A: Women were seen as hypocritical because they accepted the chivalry of the men on board. On land, they didn't want privileges, they wanted equality. But at sea, they were happy to accept privileges.
 
On the date that it sank, thousands of women were marching in London and New York for women's right to equality. Headlines said, "What do women want, votes or boats?"
 
Q: Two of the survivors, both major players in your book, were Christian Scientists who ended up writing their own books. Considering that many of our readers are too, tell us about them.
 
A: Lawrence Beesley, a second-class British passenger, was in this early 30s. He was a widower and had a son. He'd been converted to Christian Science, and was going to a Christian Science conference.
 
He said it was absolutely his belief that enabled him to have the courage to leave the ship and to believe that he was going to see the next chapter of his life.
 
The other was the bravest man of the night, second officer Charles Herbert Lightoller.

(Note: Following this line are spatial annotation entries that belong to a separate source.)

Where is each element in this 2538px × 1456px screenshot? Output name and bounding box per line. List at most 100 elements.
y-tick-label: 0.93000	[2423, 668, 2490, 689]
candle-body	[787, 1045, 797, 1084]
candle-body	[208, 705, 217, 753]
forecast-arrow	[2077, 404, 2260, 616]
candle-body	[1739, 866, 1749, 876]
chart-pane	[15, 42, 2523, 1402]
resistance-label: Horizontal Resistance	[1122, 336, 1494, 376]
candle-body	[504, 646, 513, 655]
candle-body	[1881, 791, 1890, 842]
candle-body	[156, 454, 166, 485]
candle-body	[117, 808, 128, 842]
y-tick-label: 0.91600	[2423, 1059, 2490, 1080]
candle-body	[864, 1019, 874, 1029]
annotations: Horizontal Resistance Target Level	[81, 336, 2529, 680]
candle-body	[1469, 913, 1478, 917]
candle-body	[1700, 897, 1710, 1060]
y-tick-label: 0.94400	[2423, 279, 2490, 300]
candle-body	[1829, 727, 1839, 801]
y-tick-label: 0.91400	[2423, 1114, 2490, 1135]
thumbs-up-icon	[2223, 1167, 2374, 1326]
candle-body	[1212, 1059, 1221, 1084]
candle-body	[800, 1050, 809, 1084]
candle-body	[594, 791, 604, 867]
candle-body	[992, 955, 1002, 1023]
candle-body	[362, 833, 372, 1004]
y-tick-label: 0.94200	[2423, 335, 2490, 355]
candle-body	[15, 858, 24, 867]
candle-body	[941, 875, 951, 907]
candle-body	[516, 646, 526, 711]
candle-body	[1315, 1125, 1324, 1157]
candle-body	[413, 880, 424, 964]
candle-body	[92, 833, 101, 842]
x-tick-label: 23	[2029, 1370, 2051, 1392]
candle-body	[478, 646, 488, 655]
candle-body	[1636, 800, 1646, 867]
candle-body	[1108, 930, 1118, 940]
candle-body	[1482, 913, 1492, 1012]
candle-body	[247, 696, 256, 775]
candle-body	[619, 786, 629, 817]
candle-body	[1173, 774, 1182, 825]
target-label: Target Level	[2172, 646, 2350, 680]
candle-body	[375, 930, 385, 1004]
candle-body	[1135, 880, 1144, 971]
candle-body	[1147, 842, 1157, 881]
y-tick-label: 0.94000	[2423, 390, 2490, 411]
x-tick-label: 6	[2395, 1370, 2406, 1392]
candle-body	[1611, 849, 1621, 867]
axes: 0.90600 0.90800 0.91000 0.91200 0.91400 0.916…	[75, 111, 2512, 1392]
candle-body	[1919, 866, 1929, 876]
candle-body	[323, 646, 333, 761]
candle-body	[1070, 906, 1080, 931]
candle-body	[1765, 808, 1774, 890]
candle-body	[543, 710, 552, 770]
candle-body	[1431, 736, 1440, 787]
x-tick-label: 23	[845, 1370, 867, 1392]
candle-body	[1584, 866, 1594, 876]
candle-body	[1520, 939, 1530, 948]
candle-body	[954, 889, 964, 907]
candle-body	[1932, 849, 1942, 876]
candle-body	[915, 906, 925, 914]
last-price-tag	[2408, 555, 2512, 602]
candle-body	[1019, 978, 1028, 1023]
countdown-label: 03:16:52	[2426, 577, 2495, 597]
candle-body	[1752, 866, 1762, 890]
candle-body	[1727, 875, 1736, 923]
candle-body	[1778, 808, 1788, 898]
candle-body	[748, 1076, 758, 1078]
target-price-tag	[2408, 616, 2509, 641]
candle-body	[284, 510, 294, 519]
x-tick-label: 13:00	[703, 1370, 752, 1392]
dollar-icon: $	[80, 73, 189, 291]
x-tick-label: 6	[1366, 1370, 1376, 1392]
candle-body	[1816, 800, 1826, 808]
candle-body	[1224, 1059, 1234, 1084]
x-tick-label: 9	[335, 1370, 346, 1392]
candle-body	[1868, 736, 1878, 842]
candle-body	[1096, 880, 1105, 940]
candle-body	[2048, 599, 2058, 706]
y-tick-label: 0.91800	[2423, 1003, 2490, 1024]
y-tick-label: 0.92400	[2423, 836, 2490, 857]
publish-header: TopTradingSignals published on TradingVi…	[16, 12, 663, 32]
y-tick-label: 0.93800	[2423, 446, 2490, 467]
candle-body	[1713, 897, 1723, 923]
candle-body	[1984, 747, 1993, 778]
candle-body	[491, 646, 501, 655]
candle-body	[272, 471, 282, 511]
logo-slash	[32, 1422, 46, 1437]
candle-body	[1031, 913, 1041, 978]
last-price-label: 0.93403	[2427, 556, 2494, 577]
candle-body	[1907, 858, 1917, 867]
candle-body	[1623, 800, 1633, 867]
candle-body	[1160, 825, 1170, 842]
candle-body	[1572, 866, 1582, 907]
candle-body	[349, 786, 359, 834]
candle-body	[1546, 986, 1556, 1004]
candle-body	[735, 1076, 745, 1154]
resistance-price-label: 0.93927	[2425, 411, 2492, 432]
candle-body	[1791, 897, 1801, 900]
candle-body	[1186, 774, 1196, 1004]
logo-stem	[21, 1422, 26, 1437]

He went down with the Titanic, and he thought he was going to die. He found himself swimming in the water and then clinging on to an overturned lifeboat, a capsized lifeboat.
 
He said he never lost his sense that he was given the chance to live, that this was a God-given chance. He managed to stay astride that upturned lifeboat with 30 men behind him. He kept them on there all night.
 
It's absolutely incredible. He just got them balanced: one leg on either side of the boat, lean to the left, lean to the right.
 
Q: These two men, among many other survivors, wrote and talked about what happened. How good were the memories of the survivors?
 
A: The whole of the Titanic became a myth the minute it hit the iceberg. It's difficult to disentangle the myth from reality.
 
When Walter Lord was writing "A Night to Remember," in the 1950s, he asked all of the survivors of the Titanic for the accounts of that night. All of them swore to the truth of their stories, and not one of them coincides with each other. It's interesting how no two people can agree on what happened that night.
 
Q: Why do you think that is?
 
A: Because of the chaos. The ship was a quarter of a mile long, and there were thousands of people screaming on deck. People only knew what was going on in their particular group.
 
Things were extremely complicated by the sublime beauty of the sinking. They were overwhelmed by its beauty. What they said again and again was that it was this almost perfect night: it was freezing cold and far below zero, the sky was this completely clear vault of stars with no moon at all, and the sea hadn't a ripple in it,
 
In the middle of this, this great ship with its lights ablaze is going down like a stricken animal. People in the lifeboats just gazed. They'd never seen anything like it.
 
It became a moment of high art. Immediately artists tried to recreate the incredible drama, this mixing of beauty with terror.

Randy Dotinga is a regular contributor to the Monitor’s books section.